Green Jobs By the Numbers

A steady drumbeat of reports forecast significant growth in all areas of the clean tech economy over the next two years. Obviously, that hasn’t translated to significant hiring.
“Two thousand nine will be a tough year,” Jigar Shah, founder of Sun Edison, wrote me in an email. “It will take the entire year for the solar industry to reorient itself to the new rules of the game. In the meantime, the third and fourth quarter will help us make up for a weak first quarter, but not enough to produce overall growth in 2009.” Shah doesn’t expect hiring in the solar industry to pick up until 2010.
Still, the American Recovery and Reinvestment Act of 2009 targets $11 billion for a smart grid, $2.3 billion for advanced battery technology, $6.3 billion to states and local governments for greater energy efficiency, guarantees $60 billion in loans for renewable energy power generation and electric transmission projects, and $2.5 billion for energy research. As that money gets spent, it should boost hiring and the economy with it.
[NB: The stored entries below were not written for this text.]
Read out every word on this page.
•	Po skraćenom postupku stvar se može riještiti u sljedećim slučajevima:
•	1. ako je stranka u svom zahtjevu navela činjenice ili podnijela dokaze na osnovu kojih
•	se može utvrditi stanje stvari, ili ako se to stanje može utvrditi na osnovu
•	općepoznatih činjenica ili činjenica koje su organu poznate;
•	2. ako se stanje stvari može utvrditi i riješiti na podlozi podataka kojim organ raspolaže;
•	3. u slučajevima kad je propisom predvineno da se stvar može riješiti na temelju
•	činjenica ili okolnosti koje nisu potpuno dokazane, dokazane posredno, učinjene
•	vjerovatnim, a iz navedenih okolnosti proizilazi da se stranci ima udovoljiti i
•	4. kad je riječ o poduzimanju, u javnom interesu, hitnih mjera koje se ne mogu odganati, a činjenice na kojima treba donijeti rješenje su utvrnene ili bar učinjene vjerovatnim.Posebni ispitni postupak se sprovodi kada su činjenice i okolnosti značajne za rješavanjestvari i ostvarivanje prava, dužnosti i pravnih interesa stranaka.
Expectations for Job Growth
As part of my prep for a presentation at the Solar Living Institute’s LA Green Career Conference on June 7th, I’ve been trying to gather together the industry job projections I could track down.
It turns out that quite a few industry groups have come out with projections for how many jobs the stimulus funds and other investments in clean tech will translate to the job market. And while I see these numbers as useful guidelines, I think it’s wise to take them with a grain of salt – mostly, these projections come from industry groups that don’t mind a little self-promotion. Still, they suggest the anticipation, if not the actual reality, of substantial job growth. Here are the numbers:
Advanced biofuels could create 29,000 jobs by 2012, and 190,000 jobs by 2022, according to the Biotechnology Industry Organization report.
Energy efficient infrastructure could create up to 280,000 jobs (not including additional jobs in enabling technologies for plug-in hybrids and electric vehicles, distributed renewable energy, and smart appliances) – with 150,000 of these opportunities coming over the next year, according to a report by the GridWise Alliance, a smart grid industry group.
The Solar Energy Industries Associations believes the stimulus package could create as many as 110,000 new jobs in the solar energy industry by the end of 2010.
In Canada, solar energy job growth is forecast to grow 100 percent by 2012, according to the Electricity Sector Council.
The American Solar Energy Society reported that 8.5 million Americans work in renewable energy and energy efficiency today – and as many as 37 million jobs can be generated by the renewable energy and energy efficiency industries by 2030, which is 17 percent of all anticipated U.S. employment.
The American Wind Energy Association’s CEO predicts that the wind sector will create 185,000 jobs over the next year.
That’s a lot of work for a lot of people. But let’s remember: Numbers don’t lie, except when they do.
Of course, knowing industry experts anticipate a lot of growth is one thing; finding a job is another. So if you’re looking, check out strategies for breaking into clean tech or find out how to work with a clean tech recruiter.
Do you have additional information about job growth in the clean economy? Are you working at a company with aggressive hiring targets? Let the 3P community know by leaving a comment.

Frank Marquardt is the author of The Solar Job Guide and Green Careers.

Frank Marquardt is the author of The Solar Job Guide and Green Careers, and a contributor to How Green Is Your City? He has contributed to 100s of career guides over the past 10 years. Frank is also director of content strategy at Native Instinct, an interactive agency.

2 responses

  1. Frank – one aspect of the green job market that is growing for sure is the number of educational opportunities in renewable energy. We just completed helping the University of Wisconsin develop curriculum for the first four-year degree – a bachelor of sciences degree in sustainable management. It’s an online degree that allows non-traditional adults to participate in the new green job market by updating their skills. It will be offered starting this fall at four UW satellite campuses. Colleges and universities are certainly gearing up to provide the skilled workers when job demand heats up.